Le Petit Journal - du Tarn-et-Garonne
L’homme des bois
Depuis toujours Peter Wohlleben a voulu consacrer sa vie à la sauvegarde de la nature. Il est devenu forestier et a passé une vingtaine d’années dans l’administration des forêts du Land de Rhénanie-palatinat. Son travail comprenait abattage d’arbres anciens et l’utilisation des pesticides. «Qu’est ce que je fais, se disait-il. Je suis en train de tout ruiner.»
«En Suisse et en Allemagne, j’ai rencontré des forestiers qui avaient un regard différent sur leur travail. Ils traitaient leur forêt avec affection, et le bois qu’il produisait était bien meilleur. J’ai vu des arbres anciens, épais dans leurs bois. Chez eux, ils avaient l’habitude de dire que s’ils désiraient acheter une voiture, ils coupaient deux arbres. Dans ma forêt, à l’époque, deux arbres m’aurait payé une pizza.»
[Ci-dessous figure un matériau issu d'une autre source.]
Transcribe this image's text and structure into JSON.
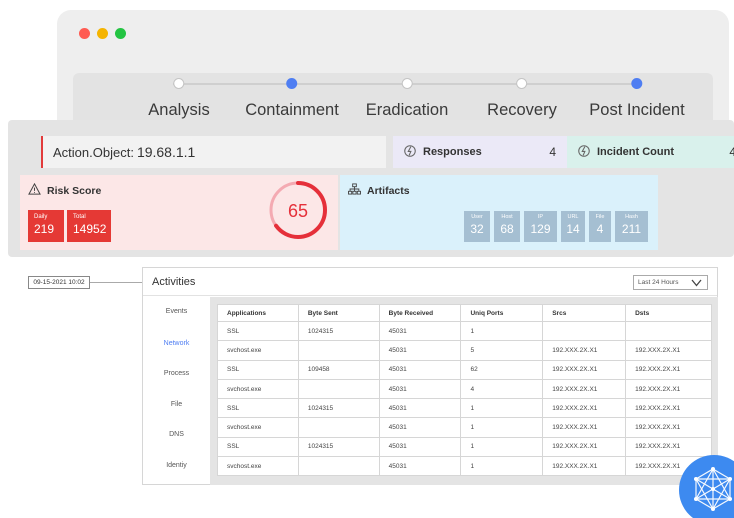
{
  "stages": [
    {
      "label": "Analysis",
      "state": "done"
    },
    {
      "label": "Containment",
      "state": "active"
    },
    {
      "label": "Eradication",
      "state": "pending"
    },
    {
      "label": "Recovery",
      "state": "pending"
    },
    {
      "label": "Post Incident",
      "state": "active"
    }
  ],
  "action": {
    "label": "Action.Object:",
    "value": "19.68.1.1"
  },
  "responses": {
    "label": "Responses",
    "count": "4",
    "icon": "refresh-icon"
  },
  "incident": {
    "label": "Incident Count",
    "count": "4",
    "icon": "refresh-icon"
  },
  "risk": {
    "title": "Risk Score",
    "icon": "warning-icon",
    "score": "65",
    "score_fraction": 0.65,
    "daily_label": "Daily",
    "daily_value": "219",
    "total_label": "Total",
    "total_value": "14952"
  },
  "artifacts": {
    "title": "Artifacts",
    "icon": "hierarchy-icon",
    "tiles": [
      {
        "label": "User",
        "value": "32"
      },
      {
        "label": "Host",
        "value": "68"
      },
      {
        "label": "IP",
        "value": "129"
      },
      {
        "label": "URL",
        "value": "14"
      },
      {
        "label": "File",
        "value": "4"
      },
      {
        "label": "Hash",
        "value": "211"
      }
    ]
  },
  "timestamp": "09-15-2021 10:02",
  "activities": {
    "title": "Activities",
    "range": "Last 24 Hours",
    "sidebar": [
      "Events",
      "Network",
      "Process",
      "File",
      "DNS",
      "Identiy"
    ],
    "selected": "Network",
    "columns": [
      "Applications",
      "Byte Sent",
      "Byte Received",
      "Uniq Ports",
      "Srcs",
      "Dsts"
    ],
    "rows": [
      [
        "SSL",
        "1024315",
        "45031",
        "1",
        "",
        ""
      ],
      [
        "svchost.exe",
        "",
        "45031",
        "5",
        "192.XXX.2X.X1",
        "192.XXX.2X.X1"
      ],
      [
        "SSL",
        "109458",
        "45031",
        "62",
        "192.XXX.2X.X1",
        "192.XXX.2X.X1"
      ],
      [
        "svchost.exe",
        "",
        "45031",
        "4",
        "192.XXX.2X.X1",
        "192.XXX.2X.X1"
      ],
      [
        "SSL",
        "1024315",
        "45031",
        "1",
        "192.XXX.2X.X1",
        "192.XXX.2X.X1"
      ],
      [
        "svchost.exe",
        "",
        "45031",
        "1",
        "192.XXX.2X.X1",
        "192.XXX.2X.X1"
      ],
      [
        "SSL",
        "1024315",
        "45031",
        "1",
        "192.XXX.2X.X1",
        "192.XXX.2X.X1"
      ],
      [
        "svchost.exe",
        "",
        "45031",
        "1",
        "192.XXX.2X.X1",
        "192.XXX.2X.X1"
      ]
    ]
  },
  "colors": {
    "accent": "#4f7ef2",
    "danger": "#e53935",
    "tile": "#a5bfd2"
  }
}
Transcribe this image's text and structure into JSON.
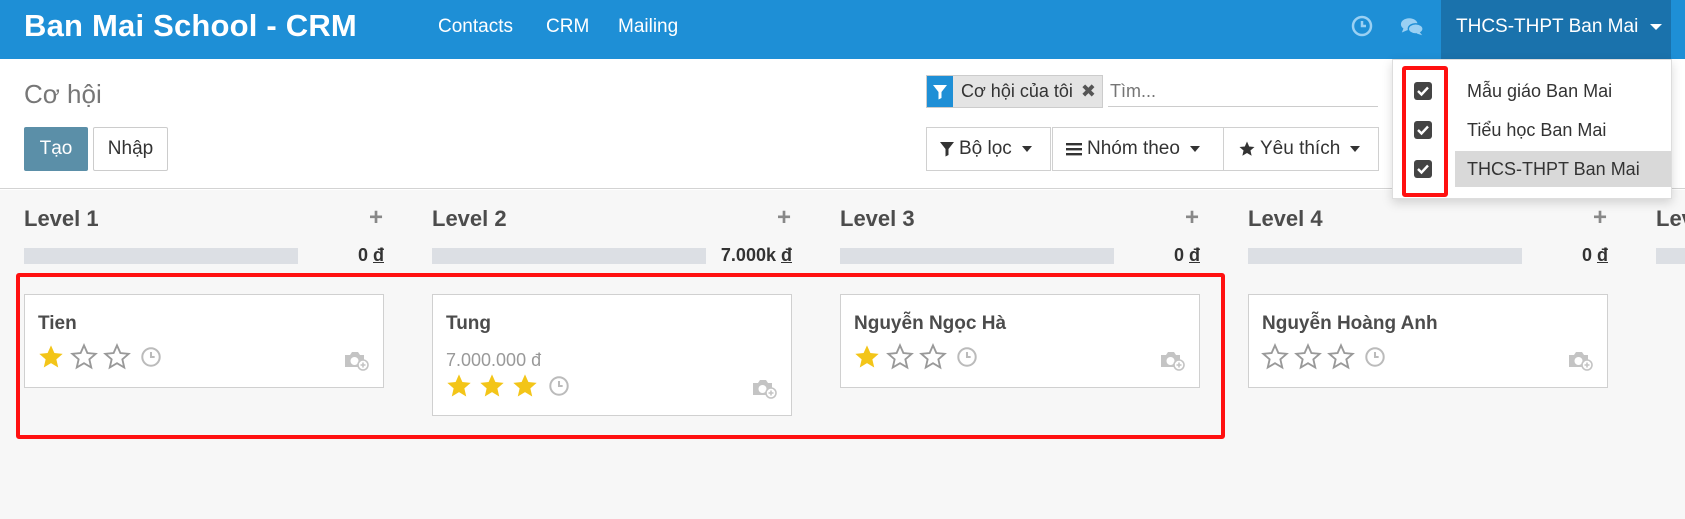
{
  "app": {
    "title": "Ban Mai School - CRM"
  },
  "nav": {
    "items": [
      "Contacts",
      "CRM",
      "Mailing"
    ]
  },
  "topbar": {
    "icons": [
      "clock-icon",
      "chat-icon"
    ],
    "company_switcher": "THCS-THPT Ban Mai"
  },
  "company_dropdown": {
    "items": [
      {
        "label": "Mẫu giáo Ban Mai",
        "checked": true
      },
      {
        "label": "Tiểu học Ban Mai",
        "checked": true
      },
      {
        "label": "THCS-THPT Ban Mai",
        "checked": true,
        "active": true
      }
    ]
  },
  "control_panel": {
    "title": "Cơ hội",
    "create_label": "Tạo",
    "import_label": "Nhập",
    "facet": "Cơ hội của tôi",
    "search_placeholder": "Tìm...",
    "filters_label": "Bộ lọc",
    "groupby_label": "Nhóm theo",
    "favorites_label": "Yêu thích"
  },
  "kanban": {
    "columns": [
      {
        "title": "Level 1",
        "total": "0",
        "currency": "đ",
        "card": {
          "name": "Tien",
          "amount": "",
          "stars": 1
        }
      },
      {
        "title": "Level 2",
        "total": "7.000k",
        "currency": "đ",
        "card": {
          "name": "Tung",
          "amount": "7.000.000 đ",
          "stars": 3
        }
      },
      {
        "title": "Level 3",
        "total": "0",
        "currency": "đ",
        "card": {
          "name": "Nguyễn Ngọc Hà",
          "amount": "",
          "stars": 1
        }
      },
      {
        "title": "Level 4",
        "total": "0",
        "currency": "đ",
        "card": {
          "name": "Nguyễn Hoàng Anh",
          "amount": "",
          "stars": 0
        }
      },
      {
        "title": "Lev"
      }
    ]
  },
  "colors": {
    "navbar": "#1e8fd6",
    "company_switch_bg": "#1a72ac",
    "primary_button": "#5b8fa8",
    "star_filled": "#f3c518",
    "highlight": "#ff1010"
  }
}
Peter continua d’étudier. Il consulta des livres sur le comportement des arbres et découvrit finalement que ses études en Administration des forêts ne lui avait pas appris l’essentiel. Dans leur travail, les ingénieurs considèrent que plus les arbres sont espacés, plus ils captent de lumière par leur feuillage, et plus vite ils grandissent. Cette idée, qui définit les arbres comme une société d’individualisme en compétition pour la survie, est pourtant de plus en plus réfutée par les naturalistes. Ils affirment que trop d’espace entre les arbres peut les déconnecter de leur propre réseau souterrain, empêchant ainsi la formation de leurs mécanismes de défense et d’entre aide.
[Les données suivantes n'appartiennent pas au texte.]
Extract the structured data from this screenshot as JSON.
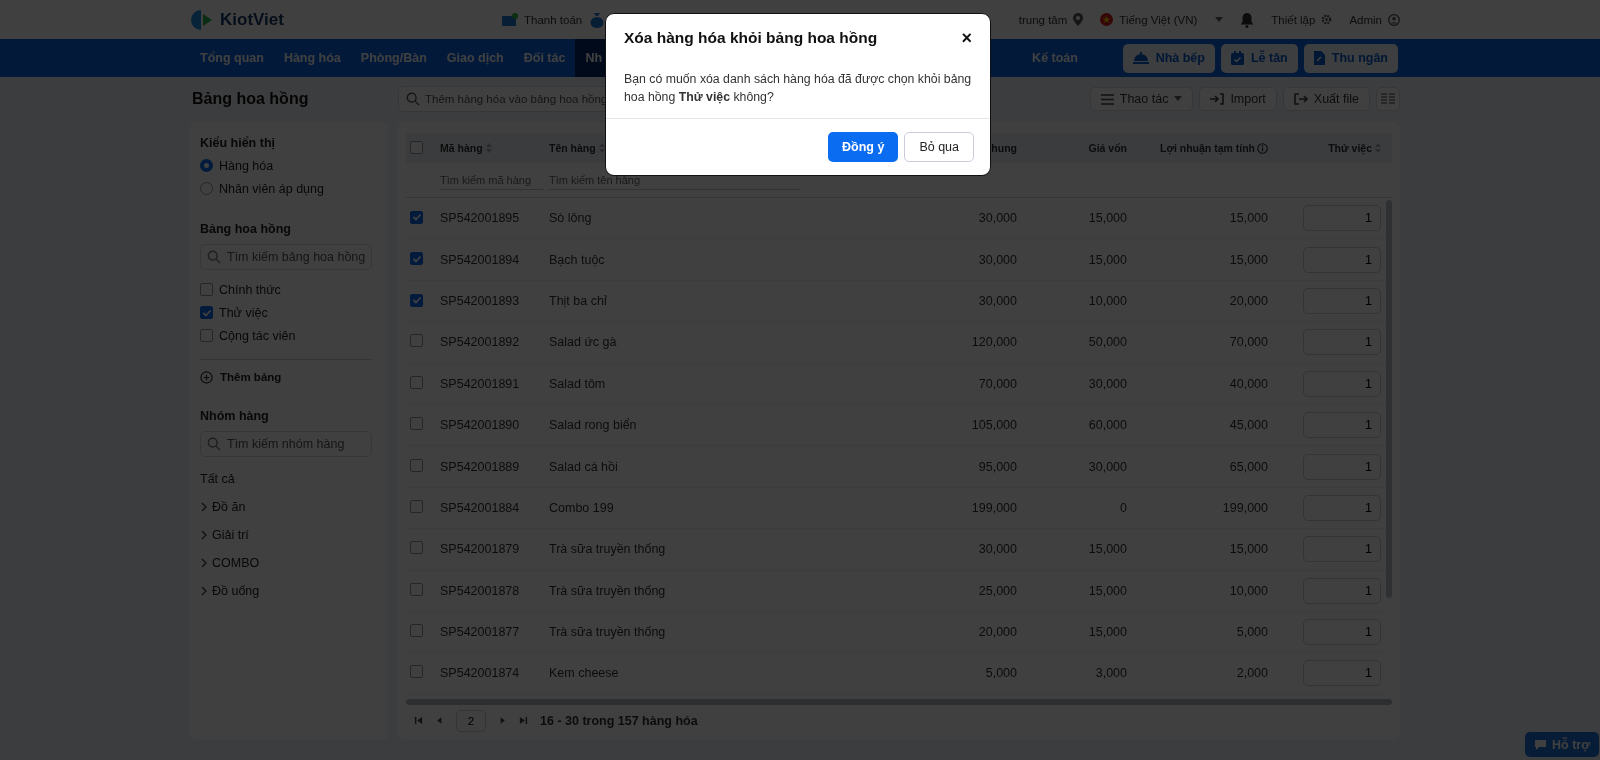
{
  "topbar": {
    "logo": "KiotViet",
    "payment": "Thanh toán",
    "branch": "trung tâm",
    "language": "Tiếng Việt (VN)",
    "settings": "Thiết lập",
    "user": "Admin"
  },
  "nav": {
    "items": [
      {
        "label": "Tổng quan",
        "selected": false
      },
      {
        "label": "Hàng hóa",
        "selected": false
      },
      {
        "label": "Phòng/Bàn",
        "selected": false
      },
      {
        "label": "Giao dịch",
        "selected": false
      },
      {
        "label": "Đối tác",
        "selected": false
      },
      {
        "label": "Nh",
        "selected": true
      },
      {
        "label": "Kế toán",
        "selected": false
      }
    ],
    "buttons": [
      {
        "label": "Nhà bếp",
        "kind": "kitchen"
      },
      {
        "label": "Lễ tân",
        "kind": "reception"
      },
      {
        "label": "Thu ngân",
        "kind": "cashier"
      }
    ]
  },
  "page_title": "Bảng hoa hồng",
  "sidebar": {
    "display_heading": "Kiểu hiển thị",
    "display_modes": [
      {
        "label": "Hàng hóa",
        "selected": true
      },
      {
        "label": "Nhân viên áp dụng",
        "selected": false
      }
    ],
    "tables_heading": "Bảng hoa hồng",
    "tables_search": {
      "placeholder": "Tìm kiếm bảng hoa hồng"
    },
    "tables": [
      {
        "label": "Chính thức",
        "checked": false
      },
      {
        "label": "Thử việc",
        "checked": true
      },
      {
        "label": "Cộng tác viên",
        "checked": false
      }
    ],
    "add_table": "Thêm bảng",
    "groups_heading": "Nhóm hàng",
    "groups_search": {
      "placeholder": "Tìm kiếm nhóm hàng"
    },
    "all_label": "Tất cả",
    "groups": [
      {
        "label": "Đồ ăn",
        "expanded": false
      },
      {
        "label": "Giải trí",
        "expanded": false
      },
      {
        "label": "COMBO",
        "expanded": false
      },
      {
        "label": "Đồ uống",
        "expanded": false
      }
    ]
  },
  "toolbar": {
    "search": {
      "placeholder": "Thêm hàng hóa vào bảng hoa hồng"
    },
    "buttons": [
      {
        "label": "Thao tác",
        "kind": "actions"
      },
      {
        "label": "Import",
        "kind": "import"
      },
      {
        "label": "Xuất file",
        "kind": "export"
      },
      {
        "kind": "columns"
      }
    ]
  },
  "table": {
    "all_selected": false,
    "columns": [
      {
        "label": "Mã hàng",
        "sortable": true,
        "info": false
      },
      {
        "label": "Tên hàng",
        "sortable": true,
        "info": false
      },
      {
        "label": "hung",
        "sortable": false,
        "info": false
      },
      {
        "label": "Giá vốn",
        "sortable": false,
        "info": false
      },
      {
        "label": "Lợi nhuận tạm tính",
        "sortable": false,
        "info": true
      },
      {
        "label": "Thử việc",
        "sortable": true,
        "info": false
      }
    ],
    "filters": [
      {
        "placeholder": "Tìm kiếm mã hàng"
      },
      {
        "placeholder": "Tìm kiếm tên hàng"
      }
    ],
    "rows": [
      {
        "code": "SP542001895",
        "name": "Sò lông",
        "price": "30,000",
        "cost": "15,000",
        "profit": "15,000",
        "rate": "1",
        "selected": true
      },
      {
        "code": "SP542001894",
        "name": "Bạch tuộc",
        "price": "30,000",
        "cost": "15,000",
        "profit": "15,000",
        "rate": "1",
        "selected": true
      },
      {
        "code": "SP542001893",
        "name": "Thịt ba chỉ",
        "price": "30,000",
        "cost": "10,000",
        "profit": "20,000",
        "rate": "1",
        "selected": true
      },
      {
        "code": "SP542001892",
        "name": "Salad ức gà",
        "price": "120,000",
        "cost": "50,000",
        "profit": "70,000",
        "rate": "1",
        "selected": false
      },
      {
        "code": "SP542001891",
        "name": "Salad tôm",
        "price": "70,000",
        "cost": "30,000",
        "profit": "40,000",
        "rate": "1",
        "selected": false
      },
      {
        "code": "SP542001890",
        "name": "Salad rong biển",
        "price": "105,000",
        "cost": "60,000",
        "profit": "45,000",
        "rate": "1",
        "selected": false
      },
      {
        "code": "SP542001889",
        "name": "Salad cá hồi",
        "price": "95,000",
        "cost": "30,000",
        "profit": "65,000",
        "rate": "1",
        "selected": false
      },
      {
        "code": "SP542001884",
        "name": "Combo 199",
        "price": "199,000",
        "cost": "0",
        "profit": "199,000",
        "rate": "1",
        "selected": false
      },
      {
        "code": "SP542001879",
        "name": "Trà sữa truyền thống",
        "price": "30,000",
        "cost": "15,000",
        "profit": "15,000",
        "rate": "1",
        "selected": false
      },
      {
        "code": "SP542001878",
        "name": "Trà sữa truyền thống",
        "price": "25,000",
        "cost": "15,000",
        "profit": "10,000",
        "rate": "1",
        "selected": false
      },
      {
        "code": "SP542001877",
        "name": "Trà sữa truyền thống",
        "price": "20,000",
        "cost": "15,000",
        "profit": "5,000",
        "rate": "1",
        "selected": false
      },
      {
        "code": "SP542001874",
        "name": "Kem cheese",
        "price": "5,000",
        "cost": "3,000",
        "profit": "2,000",
        "rate": "1",
        "selected": false
      }
    ]
  },
  "pagination": {
    "page": "2",
    "summary": "16 - 30 trong 157 hàng hóa"
  },
  "help": "Hỗ trợ",
  "modal": {
    "title": "Xóa hàng hóa khỏi bảng hoa hồng",
    "close": "×",
    "message": "Bạn có muốn xóa danh sách hàng hóa đã được chọn khỏi bảng hoa hồng **Thử việc** không?",
    "confirm": "Đồng ý",
    "cancel": "Bỏ qua"
  }
}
Il décida de remplacer les machines servant à l’abattage massif de bois par des attelages de chevaux. Ses supérieurs ne voyaient pas cela d’un bon oeil. Peter Wohlleben pensa sérieusement à démissionner lorsque finalement, en 2006, la municipalité du village où il habite mit fin au contrat la liant avec la société d’exploitation forestière et l’embaucha directement. Il put mettre enfin ses théories en application : plus de grosses machines, plus de pesticides. Il laissa aussi les bois se développer de façon naturelle. Au bout de deux ans, l’exploitation de la forêt passa de la perte au profit.
Ses observations et ses découvertes, qui promettent d’être suivies de beaucoup d’autres, ont été rassemblées dans un ouvrage «Le secret des arbres» qui se lit comme un roman. Il y enchante ses lecteurs avec des informations attestées par les biologistes depuis des années, notamment le fait que les arbres sont des êtres sociaux. Ils peuvent compter, apprendre et mémoriser, se comporter en infirmiers pour les voisins malades. Ils avertissent d’un danger en envoyant des signaux à travers un réseau de champignons appelé ironiquement «Bois Wide Web». La critique allemande a salué unanimement ce tour de force littéraire de cet ouvrage qui est resté la meilleure vente en Allemagne durant le premier semestre 2016 avec 650 000 exemplaires, et promis au même succès dans notre pays où il vient de paraître, traduit en français en dans vingt quatre autres langues.
Si on est tous conscients que les arbres sont des êtres vivants, on est loin d’imaginer à quel point ils nous ressemblent et peuvent nous donner des leçons... d’humanité. On ne les considère plus de la même façon après avoir lu ce livre.